Over the past 25 years, Lynka has won 48 international awards for high quality printing, which is more than any other screen printer in Europe, says the company. This dragon design won the 2018 Golden Image Award at the SGIA in Las Vegas for Simulated Process in the Promotional Products category. John Lynch, CEO, explains how the print was created


(1) Energylandia is the largest amusement park in Central Europe, located in Zator, Poland, about one hour from Krakow. Dragon is an inverted roller coaster, which achieves speeds of 75 km/hour and is one of the main attractions of the park. The client is famous for creating merchandise for each of its most popular attractions and, for Dragon, they turned to Lynka for both the design and execution of the T-shirts.

(2) The target market for the merchandise is teenagers and young fans of this insanely frightening roller coaster, so our artist opted for a dark, demonic theme in order to evoke the power of the ride: a dragon with its tongue transformed into the roller coaster itself. The dimensional design – which pops off the garment — is a bestseller at the park, as is the ride.

(3) It took dozens of hours to complete the design and separation, using a montage of dozens of original sketches and stock graphics. The simulated process colour separations were made in Adobe Photoshop, using 10 colours in the final version (including two whites and the puff print).
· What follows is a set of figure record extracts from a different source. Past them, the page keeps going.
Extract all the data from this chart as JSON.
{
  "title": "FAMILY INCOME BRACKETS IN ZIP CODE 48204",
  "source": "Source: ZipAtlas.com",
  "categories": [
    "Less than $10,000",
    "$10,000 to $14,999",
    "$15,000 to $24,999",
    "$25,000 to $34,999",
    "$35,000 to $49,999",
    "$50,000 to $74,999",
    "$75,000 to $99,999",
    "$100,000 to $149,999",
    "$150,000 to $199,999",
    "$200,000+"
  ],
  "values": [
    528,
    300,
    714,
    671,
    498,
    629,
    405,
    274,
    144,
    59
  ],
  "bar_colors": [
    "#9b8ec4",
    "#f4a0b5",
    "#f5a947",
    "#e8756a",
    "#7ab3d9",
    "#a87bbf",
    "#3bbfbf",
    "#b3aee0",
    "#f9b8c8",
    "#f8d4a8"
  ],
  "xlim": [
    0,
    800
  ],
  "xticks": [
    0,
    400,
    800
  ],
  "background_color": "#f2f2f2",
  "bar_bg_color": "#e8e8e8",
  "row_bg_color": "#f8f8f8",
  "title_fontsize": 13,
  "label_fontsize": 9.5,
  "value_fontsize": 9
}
All colours were printed once, with 65lpi circular dots at a 70-degree angle.

(4) The basic T-shirt model used in the production was the B&C #E190.
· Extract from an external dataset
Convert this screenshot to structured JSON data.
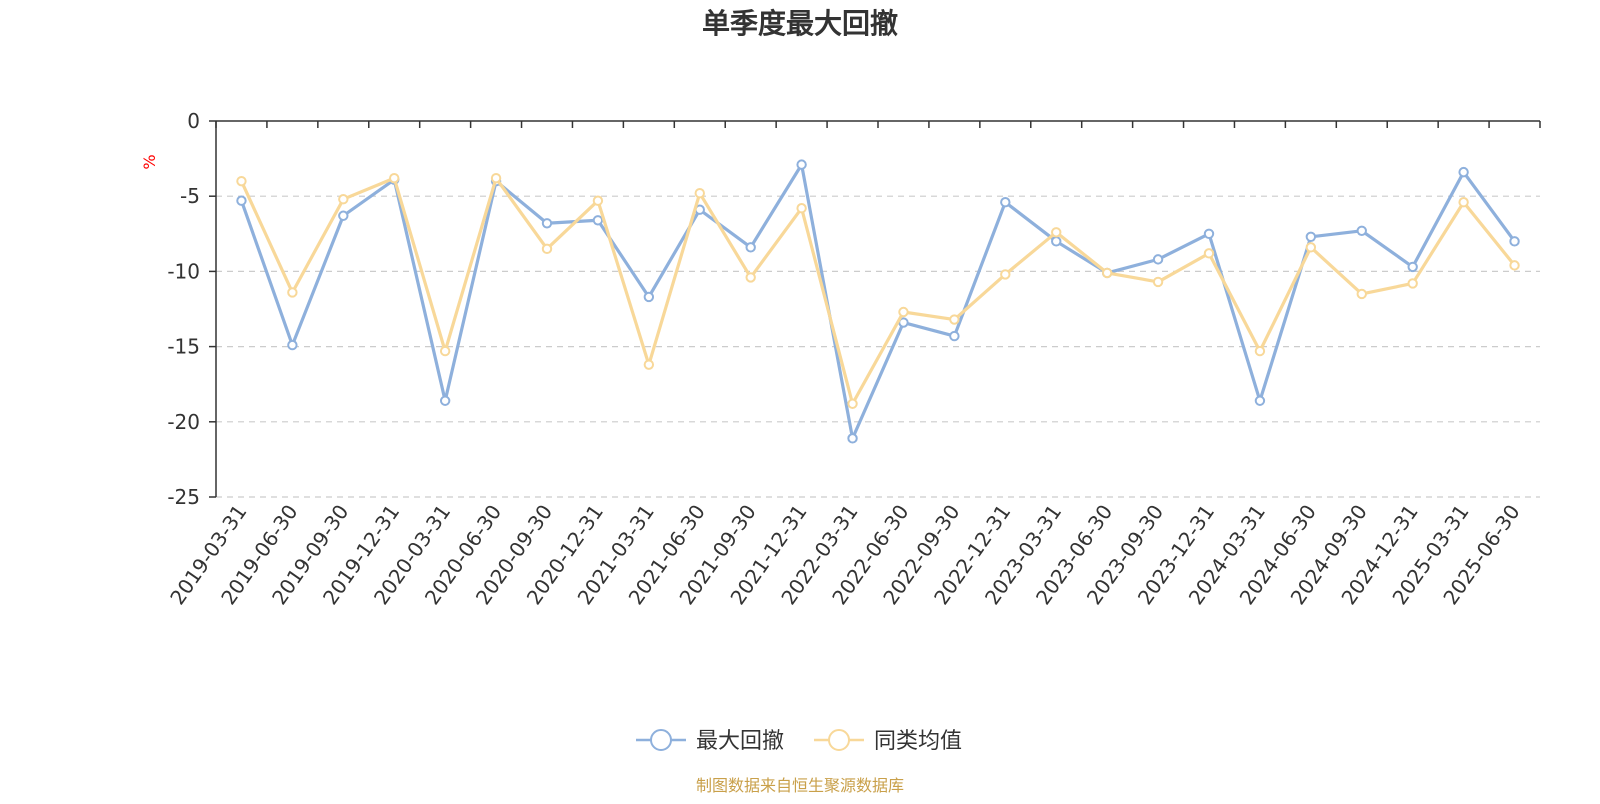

(5) The idea was to use the puff technique (3D) to emphasise the roughness of the dragon’s skin. To mimic the convexity of small areas, a combination of HD puff inks (by Wilflex) worked best. In addition, to make the effect as realistic as possible we used a combination of Photoshop filters – High Pass and Unsharp Mask – at the 2D design stage to add lighting effects to the convexities.

(6) The puff print technique was implemented as an underprint with a white 3D pigment under selected elements and all colours, right after the first down and the second white. The order of printing is: first down – flash – second white -flash – puff- flash – and then the other colours. We used Rutland plastisol inks.

(7) For the screens, we used Saati mesh on Newman Roller frames: for the first colour down and the white 260lpi, for the other colours 280lpi. For the puff print we used 110lpi and Capillex 300 capillary photostencil film. Screens were made using M&R I-Image STE equipment.

(8) The shirts were printed on an M&R Challenger 18/16 automatic with three flash dryers. The print was cured in an M&R Sprint 2000 gas dryer.